Au rayon « nature » de la librairie, il ne trouva pas de livre sur les orchidées. L’effarement s’insinuait : est-ce que tout ce qui concernait cette plante allait disparaître ? Un vertige étouffant le saisit. Chancelant, il s’adossa contre un mur et l’homme qui lisait les couvertures des romans le soutint : « L’art est une consolation, la poésie crée le bien et la belle inspiration. Vous ne vous sentez pas bien ? » Cet homme restait discret et cette invitation mystérieuse à un regard serein aida Stéphane à renouer sa réflexion. Heureux de sortir un instant du déséquilibre qu’il traversait, il remercia l’inconnu : « ça va aller, merci. Votre parole est singulière… et résonante. Je vous remercie.
- Je n’ai rien fait.
- Si, puisque vous parlez de création, de consolation au moment où je désespère un peu de leur essentialité, de leur réalité.
- Je suis poète, j’aime les mots comme des êtres. Et si j’étais un peu abattu tout à l’heure, j’ai prononcé ces phrases pour moi comme pour vous. » Retombant en amertume, le photographe s’approcha : « Aimez-vous les orchidées ?
- Bien sûr, ce sont d’étranges plantes, extraordinaires en ce qu’elles semblent nous montrer chaque étape de leur croissance : on ne voit pas les racines des hêtres, des pensées ni des roses, alors qu’on devine les leurs, on découvre chaque feuille nouvelle comme une chance, et les fleurs viennent embellir cette composition végétale. J’aime les phénomènes de la nature.
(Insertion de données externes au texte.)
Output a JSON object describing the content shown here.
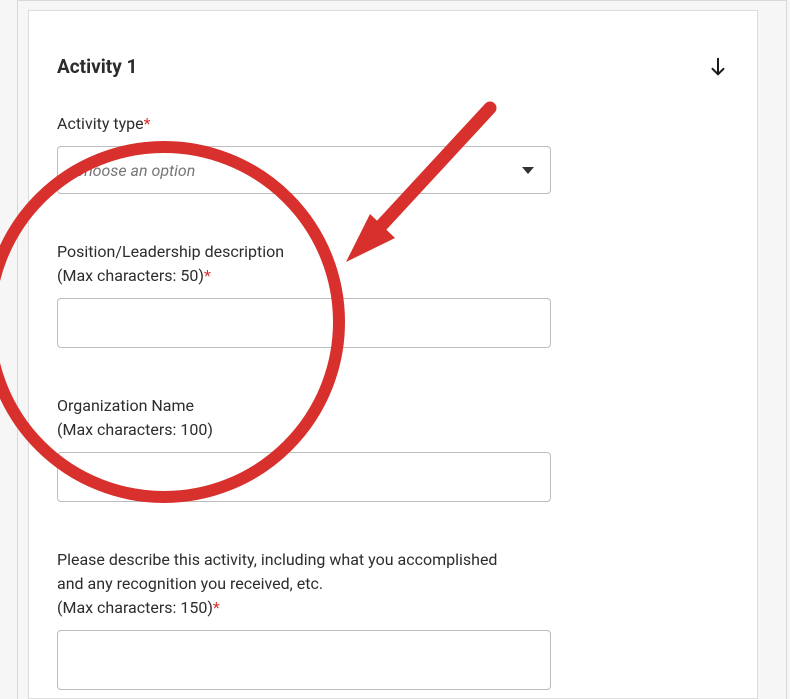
{
  "card": {
    "title": "Activity 1"
  },
  "fields": {
    "activity_type": {
      "label": "Activity type",
      "required_mark": "*",
      "placeholder": "Choose an option",
      "value": ""
    },
    "position_desc": {
      "label_line1": "Position/Leadership description",
      "label_line2": "(Max characters: 50)",
      "required_mark": "*",
      "value": ""
    },
    "org_name": {
      "label_line1": "Organization Name",
      "label_line2": "(Max characters: 100)",
      "value": ""
    },
    "describe": {
      "label_line1": "Please describe this activity, including what you accomplished",
      "label_line2": "and any recognition you received, etc.",
      "label_line3": "(Max characters: 150)",
      "required_mark": "*",
      "value": ""
    }
  }
}
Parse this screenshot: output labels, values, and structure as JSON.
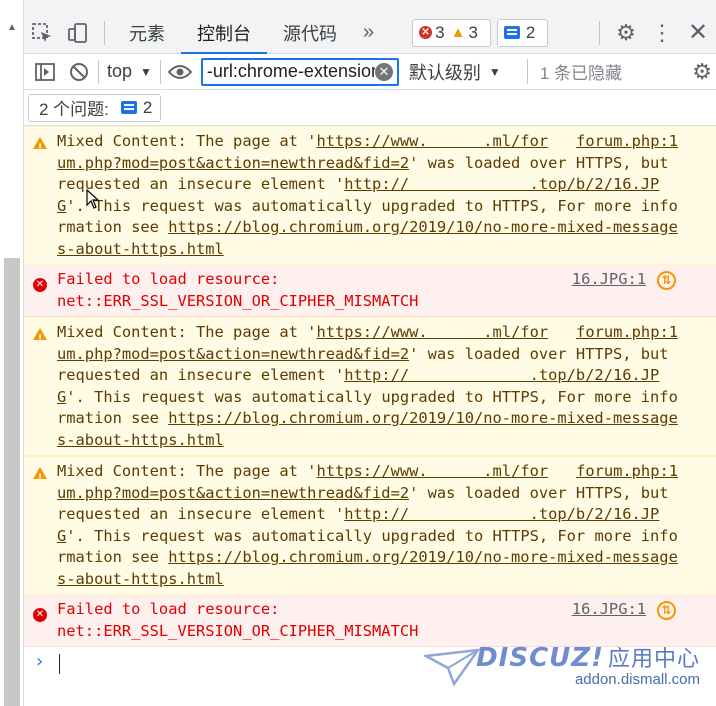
{
  "tabs": [
    {
      "label": "元素"
    },
    {
      "label": "控制台"
    },
    {
      "label": "源代码"
    }
  ],
  "more_tabs_glyph": "»",
  "badges": {
    "errors": "3",
    "warnings": "3",
    "messages": "2"
  },
  "toolbar": {
    "context": "top",
    "filter_value": "-url:chrome-extension",
    "levels": "默认级别",
    "hidden": "1 条已隐藏"
  },
  "issues": {
    "label": "2 个问题:",
    "count": "2"
  },
  "messages": [
    {
      "level": "warning",
      "source": "forum.php:1",
      "parts": [
        {
          "t": "Mixed Content: The page at '"
        },
        {
          "t": "https://www.      .ml/forum.php?mod=post&action=newthread&fid=2",
          "u": true
        },
        {
          "t": "' was loaded over HTTPS, but requested an insecure element '"
        },
        {
          "t": "http://             .top/b/2/16.JPG",
          "u": true
        },
        {
          "t": "'. This request was automatically upgraded to HTTPS, For more information see "
        },
        {
          "t": "https://blog.chromium.org/2019/10/no-more-mixed-messages-about-https.html",
          "u": true
        }
      ]
    },
    {
      "level": "error",
      "source": "16.JPG:1",
      "parts": [
        {
          "t": "Failed to load resource:\nnet::ERR_SSL_VERSION_OR_CIPHER_MISMATCH"
        }
      ]
    },
    {
      "level": "warning",
      "source": "forum.php:1",
      "parts": [
        {
          "t": "Mixed Content: The page at '"
        },
        {
          "t": "https://www.      .ml/forum.php?mod=post&action=newthread&fid=2",
          "u": true
        },
        {
          "t": "' was loaded over HTTPS, but requested an insecure element '"
        },
        {
          "t": "http://             .top/b/2/16.JPG",
          "u": true
        },
        {
          "t": "'. This request was automatically upgraded to HTTPS, For more information see "
        },
        {
          "t": "https://blog.chromium.org/2019/10/no-more-mixed-messages-about-https.html",
          "u": true
        }
      ]
    },
    {
      "level": "warning",
      "source": "forum.php:1",
      "parts": [
        {
          "t": "Mixed Content: The page at '"
        },
        {
          "t": "https://www.      .ml/forum.php?mod=post&action=newthread&fid=2",
          "u": true
        },
        {
          "t": "' was loaded over HTTPS, but requested an insecure element '"
        },
        {
          "t": "http://             .top/b/2/16.JPG",
          "u": true
        },
        {
          "t": "'. This request was automatically upgraded to HTTPS, For more information see "
        },
        {
          "t": "https://blog.chromium.org/2019/10/no-more-mixed-messages-about-https.html",
          "u": true
        }
      ]
    },
    {
      "level": "error",
      "source": "16.JPG:1",
      "parts": [
        {
          "t": "Failed to load resource:\nnet::ERR_SSL_VERSION_OR_CIPHER_MISMATCH"
        }
      ]
    }
  ],
  "watermark": {
    "title": "DISCUZ!",
    "cn": "应用中心",
    "url": "addon.dismall.com"
  },
  "colors": {
    "accent": "#1a73e8",
    "warning_bg": "#fffbe5",
    "error_bg": "#fff0f0",
    "error_text": "#e00000"
  }
}
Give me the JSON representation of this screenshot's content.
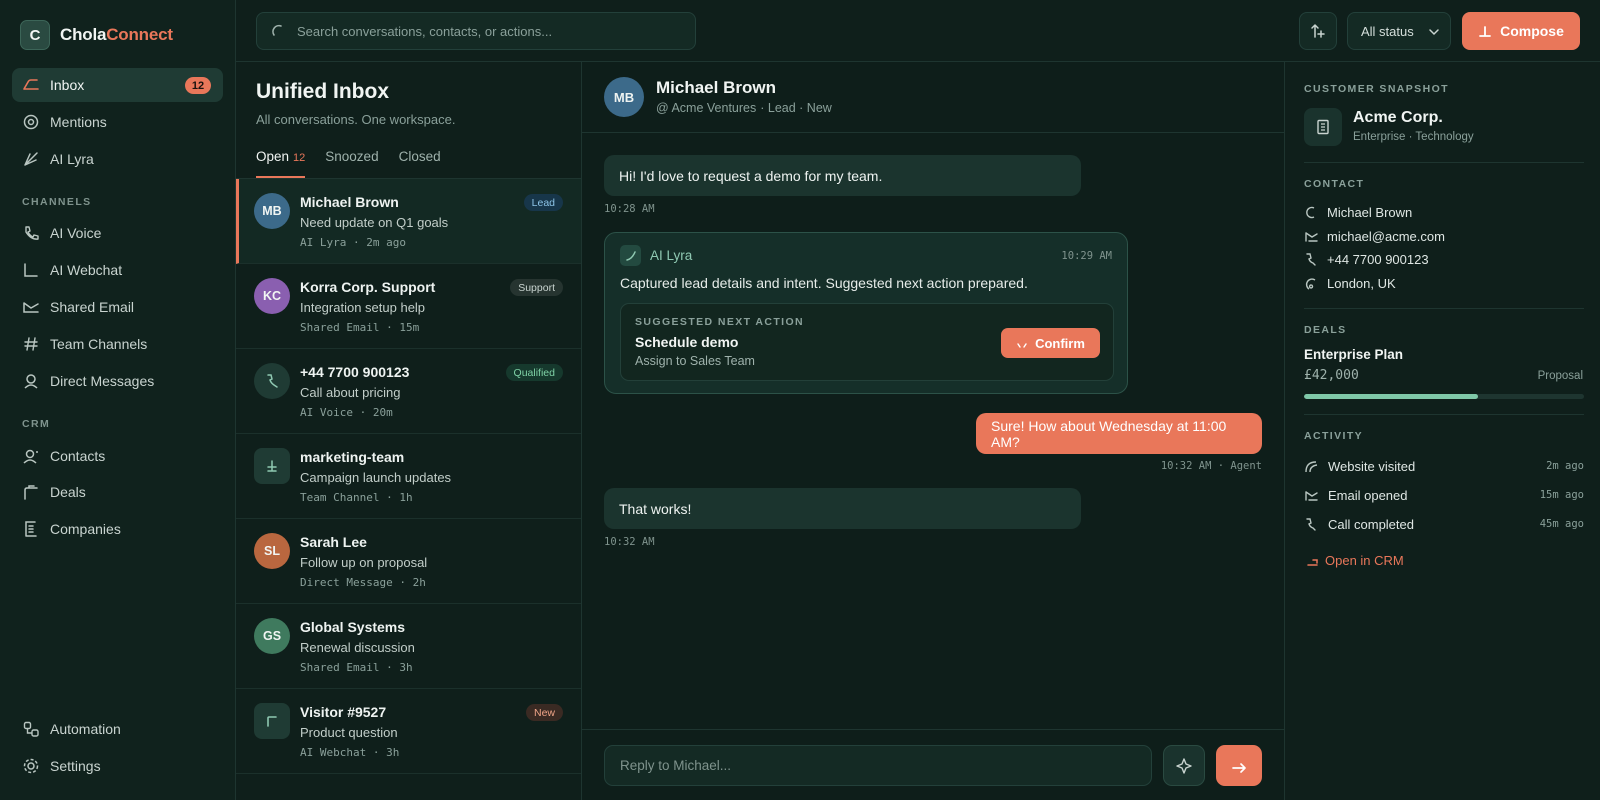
{
  "brand": {
    "logo_letter": "C",
    "name_part1": "Chola",
    "name_part2": "Connect"
  },
  "colors": {
    "accent": "#e9775a",
    "background": "#0d1b17",
    "success": "#7fc8a8"
  },
  "sidebar": {
    "main": [
      {
        "label": "Inbox",
        "icon": "inbox-icon",
        "badge": "12",
        "active": true
      },
      {
        "label": "Mentions",
        "icon": "at-sign-icon"
      },
      {
        "label": "AI Lyra",
        "icon": "sparkle-icon"
      }
    ],
    "channels_heading": "CHANNELS",
    "channels": [
      {
        "label": "AI Voice",
        "icon": "phone-icon"
      },
      {
        "label": "AI Webchat",
        "icon": "chat-icon"
      },
      {
        "label": "Shared Email",
        "icon": "mail-icon"
      },
      {
        "label": "Team Channels",
        "icon": "hash-icon"
      },
      {
        "label": "Direct Messages",
        "icon": "user-icon"
      }
    ],
    "crm_heading": "CRM",
    "crm": [
      {
        "label": "Contacts",
        "icon": "contacts-icon"
      },
      {
        "label": "Deals",
        "icon": "briefcase-icon"
      },
      {
        "label": "Companies",
        "icon": "building-icon"
      }
    ],
    "bottom": [
      {
        "label": "Automation",
        "icon": "automation-icon"
      },
      {
        "label": "Settings",
        "icon": "gear-icon"
      }
    ]
  },
  "topbar": {
    "search_placeholder": "Search conversations, contacts, or actions...",
    "status_select": "All status",
    "compose_label": "Compose"
  },
  "inbox": {
    "title": "Unified Inbox",
    "subtitle": "All conversations. One workspace.",
    "tabs": [
      {
        "label": "Open",
        "count": "12",
        "active": true
      },
      {
        "label": "Snoozed"
      },
      {
        "label": "Closed"
      }
    ],
    "conversations": [
      {
        "initials": "MB",
        "name": "Michael Brown",
        "preview": "Need update on Q1 goals",
        "meta": "AI Lyra · 2m ago",
        "tag": "Lead"
      },
      {
        "initials": "KC",
        "name": "Korra Corp. Support",
        "preview": "Integration setup help",
        "meta": "Shared Email · 15m",
        "tag": "Support"
      },
      {
        "initials": "",
        "name": "+44 7700 900123",
        "preview": "Call about pricing",
        "meta": "AI Voice · 20m",
        "tag": "Qualified"
      },
      {
        "initials": "",
        "name": "marketing-team",
        "preview": "Campaign launch updates",
        "meta": "Team Channel · 1h",
        "tag": ""
      },
      {
        "initials": "SL",
        "name": "Sarah Lee",
        "preview": "Follow up on proposal",
        "meta": "Direct Message · 2h",
        "tag": ""
      },
      {
        "initials": "GS",
        "name": "Global Systems",
        "preview": "Renewal discussion",
        "meta": "Shared Email · 3h",
        "tag": ""
      },
      {
        "initials": "",
        "name": "Visitor #9527",
        "preview": "Product question",
        "meta": "AI Webchat · 3h",
        "tag": "New"
      }
    ]
  },
  "chat": {
    "contact_initials": "MB",
    "contact_name": "Michael Brown",
    "contact_company": "@ Acme Ventures",
    "contact_status": "· Lead · New",
    "messages": [
      {
        "text": "Hi! I'd love to request a demo for my team.",
        "time": "10:28 AM"
      },
      {
        "text": "Sure! How about Wednesday at 11:00 AM?",
        "time": "10:32 AM · Agent"
      },
      {
        "text": "That works!",
        "time": "10:32 AM"
      }
    ],
    "ai": {
      "name": "AI Lyra",
      "time": "10:29 AM",
      "text": "Captured lead details and intent. Suggested next action prepared.",
      "suggest_label": "SUGGESTED NEXT ACTION",
      "suggest_title": "Schedule demo",
      "suggest_sub": "Assign to Sales Team",
      "confirm_label": "Confirm"
    },
    "reply_placeholder": "Reply to Michael..."
  },
  "snapshot": {
    "heading": "CUSTOMER SNAPSHOT",
    "company": "Acme Corp.",
    "company_sub": "Enterprise · Technology",
    "contact_heading": "CONTACT",
    "contact": [
      {
        "icon": "user-icon",
        "text": "Michael Brown"
      },
      {
        "icon": "mail-icon",
        "text": "michael@acme.com"
      },
      {
        "icon": "phone-icon",
        "text": "+44 7700 900123"
      },
      {
        "icon": "location-icon",
        "text": "London, UK"
      }
    ],
    "deals_heading": "DEALS",
    "deal_name": "Enterprise Plan",
    "deal_amount": "£42,000",
    "deal_stage": "Proposal",
    "deal_progress": 0.62,
    "activity_heading": "ACTIVITY",
    "activity": [
      {
        "icon": "globe-icon",
        "text": "Website visited",
        "time": "2m ago"
      },
      {
        "icon": "mail-icon",
        "text": "Email opened",
        "time": "15m ago"
      },
      {
        "icon": "phone-icon",
        "text": "Call completed",
        "time": "45m ago"
      }
    ],
    "crm_link": "Open in CRM"
  }
}
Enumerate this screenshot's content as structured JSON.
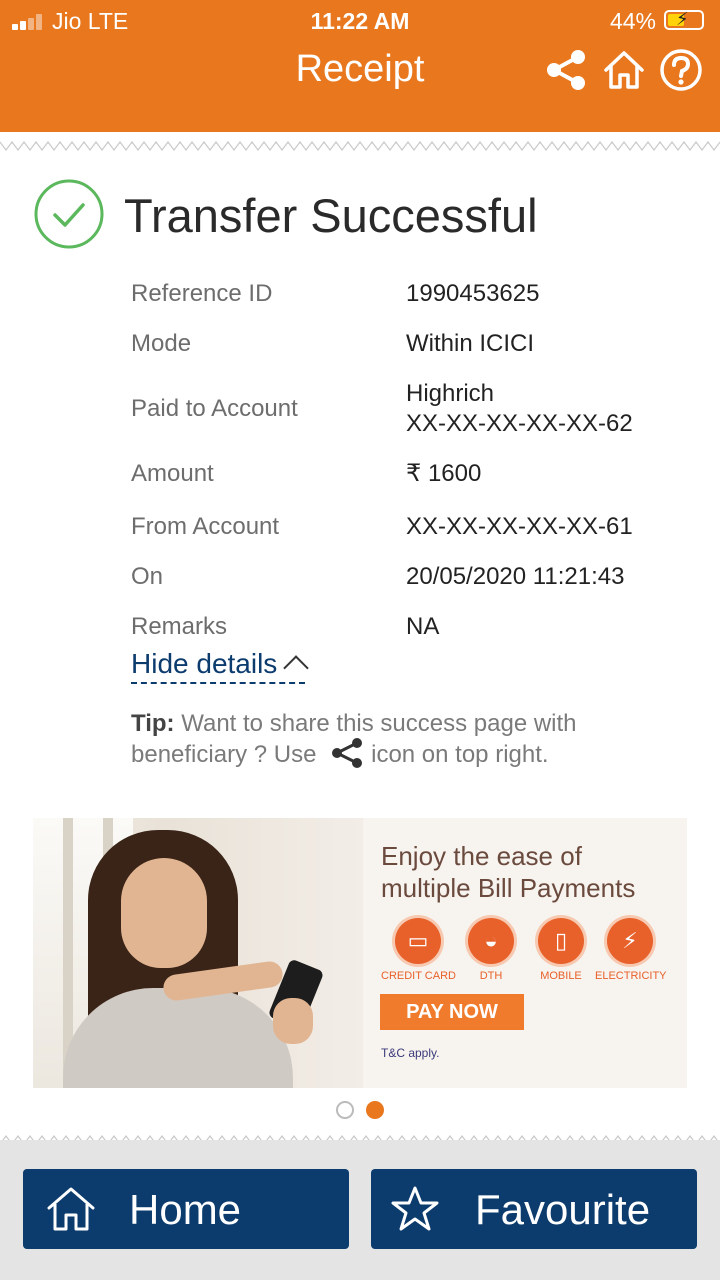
{
  "status_bar": {
    "carrier": "Jio  LTE",
    "time": "11:22 AM",
    "battery": "44%"
  },
  "header": {
    "title": "Receipt",
    "icons": [
      "share-icon",
      "home-icon",
      "help-icon"
    ]
  },
  "result": {
    "title": "Transfer Successful",
    "icon": "check-circle-icon"
  },
  "details": [
    {
      "label": "Reference ID",
      "value": "1990453625"
    },
    {
      "label": "Mode",
      "value": "Within ICICI"
    },
    {
      "label": "Paid to Account",
      "value": "Highrich",
      "value2": "XX-XX-XX-XX-XX-62"
    },
    {
      "label": "Amount",
      "value": "₹ 1600"
    },
    {
      "label": "From Account",
      "value": "XX-XX-XX-XX-XX-61"
    },
    {
      "label": "On",
      "value": "20/05/2020 11:21:43"
    },
    {
      "label": "Remarks",
      "value": "NA"
    }
  ],
  "hide_details": "Hide details",
  "tip": {
    "bold": "Tip:",
    "text_before": " Want to share this success page with beneficiary ? Use",
    "text_after": "icon on top right."
  },
  "banner": {
    "title_line1": "Enjoy the ease of",
    "title_line2": "multiple Bill Payments",
    "items": [
      "CREDIT CARD",
      "DTH",
      "MOBILE",
      "ELECTRICITY"
    ],
    "cta": "PAY NOW",
    "note": "T&C apply."
  },
  "carousel": {
    "count": 2,
    "active": 2
  },
  "bottom_bar": {
    "home": "Home",
    "favourite": "Favourite"
  },
  "colors": {
    "brand_orange": "#E8771E",
    "navy": "#0C3B6E",
    "success_green": "#5CB85C"
  }
}
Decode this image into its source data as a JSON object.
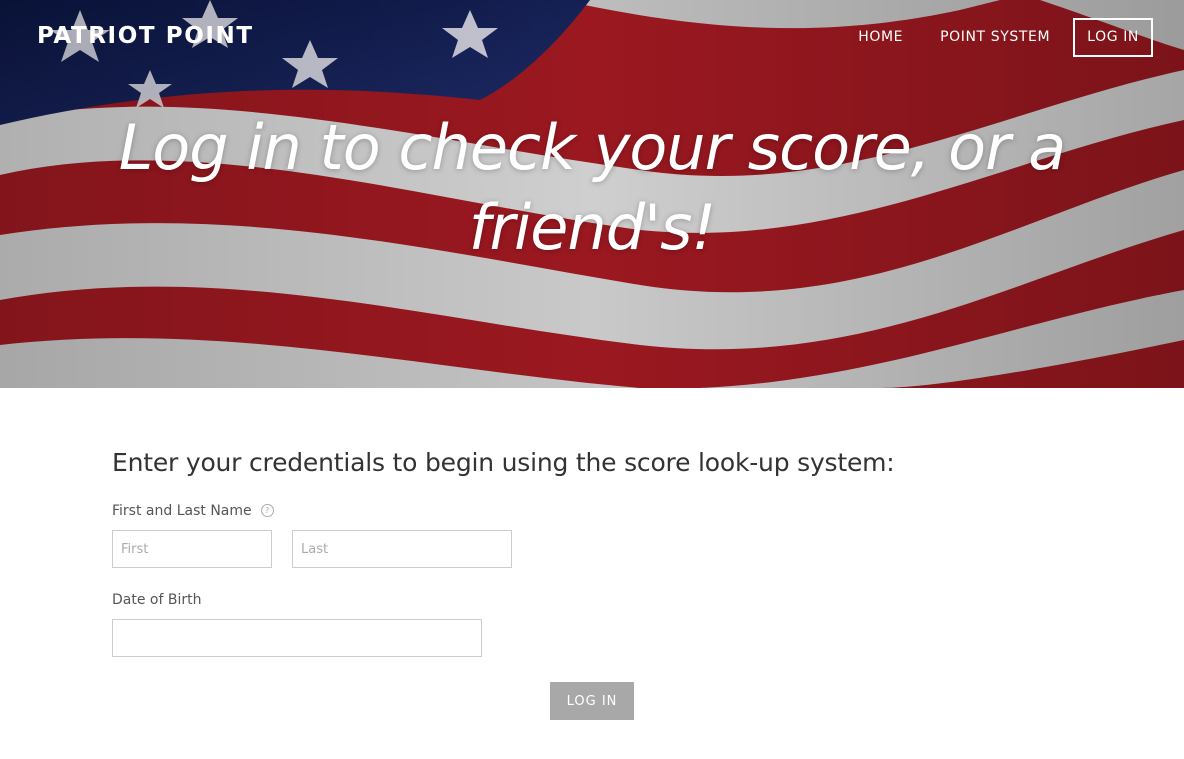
{
  "header": {
    "brand": "PATRIOT POINT",
    "nav": {
      "home": "HOME",
      "point_system": "POINT SYSTEM",
      "login": "LOG IN"
    }
  },
  "hero": {
    "line1": "Log in to check your score, or a",
    "line2": "friend's!"
  },
  "form": {
    "heading": "Enter your credentials to begin using the score look-up system:",
    "name_label": "First and Last Name",
    "help_glyph": "?",
    "first_placeholder": "First",
    "last_placeholder": "Last",
    "dob_label": "Date of Birth",
    "dob_value": "",
    "submit_label": "LOG IN"
  },
  "colors": {
    "flag_red": "#a3131c",
    "flag_blue": "#0f1a4a",
    "button_gray": "#a8a8a8"
  }
}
- Pourquoi dites-vous que vous étiez abattu ?
- C’est une façon de parler. Je me sens exilé de ma muse, je ne la vois plus. En imaginaire, elle revient adoucir mon âme, délier mes vers et le monde refleurit.
- ah, je comprends. Pourquoi ne la voyez-vous plus ?
- Vous posez d’étranges questions, vraiment. Je pense que c’est parce qu’elle ne traverse plus mon chemin et que je ne veux pas la suivre.. Elle se nomme Miralune, dans mes poèmes ; elle est d’essence galactique, et de sourire angélique. Vraiment belle. » Stéphane se pencha sur le livre que cet homme consultait : La traversée des dimensions. Il sentait l’unicité des équilibres, la démarche rationnelle en direction de l’inaccessible, il trouvait avec ce poète une proximité d’attitude.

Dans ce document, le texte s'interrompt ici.